— Послушайте, казаки! — крикнул Николай Алексеевич. Он выделялся из всех своей крупной, широкой в плечах фигурой. Галдеж сразу утих. Казаки уважали писаря.
— Хотите, чтобы вас одурачили? — продолжал Амирханов. — Хотите, чтобы господин Дутов по вашим спинам, как по ступенькам, взобрался на пост наказного атамана? А дальше что? Новый царек? Не выйдет! Как можно выпускать такого зверя! Вы же знаете, сколько он успел пролить рабочей крови! Расстрелял в Оренбурге самых преданных революции людей! А сколько еще он может натворить! Вы пойдете ему помогать, подставите спины и лбы?

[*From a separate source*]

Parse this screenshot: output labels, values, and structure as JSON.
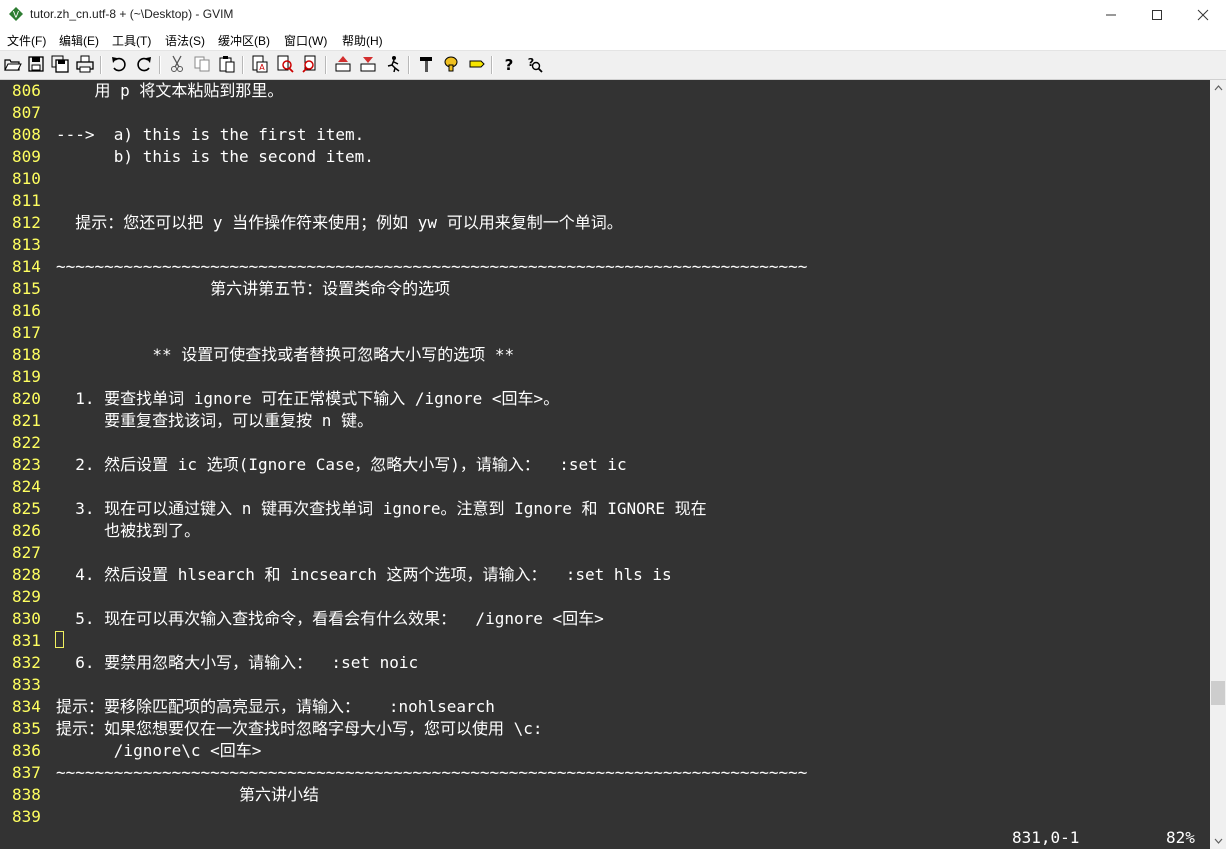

— Не-ет! Амба! Не пойдем! Будя! Арестовать! — кричали со всех сторон. — В ятапную их, айда! Назад отправить, откуда удирали!
— Правильно! — подхватил Мавлюм. — В губревкоме разберутся!
— Тихо, товарищи! Значит, решено! — Глебов поднял руку в серой перчатке. — Кто пойдет с нами?
— Все пойдем, раз такое дело! — поднялся Михаил Никифоров. За ним Алтабаев, Горшочков, Семен Прохоров со старшим сыном Иваном — рослым и краснощеким. Несколько человек спрыгнули с подоконников, натягивая на лоб папахи, застегивали шинели, окружив Глебова и Мавлюма, наперебой заговорили об оружии.
— Оружие дадим. Пошли! — скомандовал Глебов.
— Мишка! Айда со мной, полчок! — крикнул Мавлюм Никифорову. Они дружили давно, вместе прошли всю войну.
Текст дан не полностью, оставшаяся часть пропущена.